Not sure if this is exactly the scenario you envision but I run ComfyUI on an Acer Helio 300 laptop, from four years ago. Has 16GB RAM, NVIDIA GeForce RTX 2060 w/6144MiB of VRAM and have generated a few images using "NetaYumev35_pretrained_all_in_one.safetensors" @ 10.6GB checkpoint, (well beyond the 6GB capacity of the RTX 2060 card). That being said, it takes more than 10 minutes to complete the task. Of course, I have to turn off all other apps, and browser tabs or hibernate them. If I don't, the laptop's fans begin to spin up like an airplane propeller. It's worth mentioning that I've tried to do this with other IDEs and all seem to fail with some error or another, usually out of VRAM issue. I've only gotten it to work with ComfyUI.

I use an anaconda environment, though would have preferred an "uv" environment, on Linux and automate the startup sequence using the following script (start_comfy.sh) from the term rather than manually starting the environment from same said term:

#!/bin/bash

#

# temporary shell version

eval "$(conda shell.bash hook)"

conda activate comfy-env

comfy launch -- --lowvram --cpu-vae

Here are some of the images: https://imgbox.com/nqjYhdx3 https://imgbox.com/93vSWFic https://imgbox.com/qs1898dz

I'm hesitant to increase the sizes of the renders as that will surely stress my laptop's components.

I'm not running local for exactly the same reason, to not stress my components. As it seems we are in for a long haul due to this AI bubble (can't wait for it to pop) so need to make sure I survive this madness, as for sure I can't afford to replace anything right now.
I don't know that any AI bubble will pop. AI can be used to accelerate therapies, cures, make scientific advancements. Add to that, quantum science technology which if successful, should accelerate things, depending on who's the one at the wheel. Problem is the gap between now and then (e.g. age abundance). It's going to be a difficult road for good number of the population until that day comes. I'm scouting potential locations of bridges, to live under, so that I can find and claim one when homeless day arrives.

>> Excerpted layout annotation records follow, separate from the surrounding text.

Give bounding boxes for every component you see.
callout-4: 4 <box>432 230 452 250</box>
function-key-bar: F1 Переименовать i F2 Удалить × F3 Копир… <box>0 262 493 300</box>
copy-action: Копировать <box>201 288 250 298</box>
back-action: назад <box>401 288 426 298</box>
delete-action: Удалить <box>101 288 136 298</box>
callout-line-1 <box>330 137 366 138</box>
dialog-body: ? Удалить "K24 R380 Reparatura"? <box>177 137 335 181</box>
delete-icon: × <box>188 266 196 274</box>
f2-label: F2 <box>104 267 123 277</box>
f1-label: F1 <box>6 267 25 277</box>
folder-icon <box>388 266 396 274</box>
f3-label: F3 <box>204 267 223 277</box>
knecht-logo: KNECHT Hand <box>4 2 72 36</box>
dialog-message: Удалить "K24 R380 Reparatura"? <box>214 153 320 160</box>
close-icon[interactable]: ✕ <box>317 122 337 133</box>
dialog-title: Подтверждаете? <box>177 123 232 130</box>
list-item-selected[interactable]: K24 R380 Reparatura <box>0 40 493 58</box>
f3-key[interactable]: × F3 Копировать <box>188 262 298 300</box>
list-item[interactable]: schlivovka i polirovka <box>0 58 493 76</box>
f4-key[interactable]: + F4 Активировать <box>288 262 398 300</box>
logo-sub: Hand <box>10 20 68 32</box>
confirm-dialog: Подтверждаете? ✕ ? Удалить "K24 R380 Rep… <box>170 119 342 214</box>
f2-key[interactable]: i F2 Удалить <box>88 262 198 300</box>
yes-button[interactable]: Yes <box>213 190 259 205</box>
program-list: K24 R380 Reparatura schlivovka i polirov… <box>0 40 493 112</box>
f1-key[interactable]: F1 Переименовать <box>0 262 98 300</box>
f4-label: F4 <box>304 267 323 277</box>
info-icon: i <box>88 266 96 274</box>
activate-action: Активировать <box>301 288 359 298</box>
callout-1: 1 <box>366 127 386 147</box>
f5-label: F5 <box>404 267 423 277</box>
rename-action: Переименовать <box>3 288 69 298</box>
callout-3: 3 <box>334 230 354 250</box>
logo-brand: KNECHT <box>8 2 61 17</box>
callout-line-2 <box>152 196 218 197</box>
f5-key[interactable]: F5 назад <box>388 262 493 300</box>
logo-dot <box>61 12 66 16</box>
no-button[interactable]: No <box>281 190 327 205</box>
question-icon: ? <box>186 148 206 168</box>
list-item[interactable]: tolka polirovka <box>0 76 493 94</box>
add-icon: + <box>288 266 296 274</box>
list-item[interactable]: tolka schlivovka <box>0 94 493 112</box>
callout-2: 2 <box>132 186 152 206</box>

I can't help but feel that companies using AI, engaging in employee layoffs, are shooting themselves in the foot. The endgame for them will be zero profits, since displaced workers translates to no money to pay for goods and services :|

Both the bubble popping and it's legitimate use cases can exist at the same time.

For example, the www bubble popped, but the Internet didn't go away

True
I'm using ROG Phantom laptop with Strix Halo iGPU that has a whopper of 128 GB VRAM. Next year there will be the rumored Medusa Halo with 256 GB VRAM, which is more than enough to run DeepSeek V4 Flash.
I don't think you're the odd one out. I would be very curious to try to run Opus 4.7 on a (high end) laptop. I'd also like to see how it runs on a high-end workstation rig built for it.
You burn your lap?
Nothing special?

I mean, inference engine might need to get some tweaks, to support whatever compute is available. But then, if you put a few terabytes of disk for swap, and replace RAM to bigger sticks if possible, it should work? Slowly, of course, but there is no reason it should not to.

The big difference will be measuring seconds per token instead of tokens per second.
Seconds per token is just fractional tokens per second ;)
> fractional

Reciprocal?

You can if you have enough ram slots?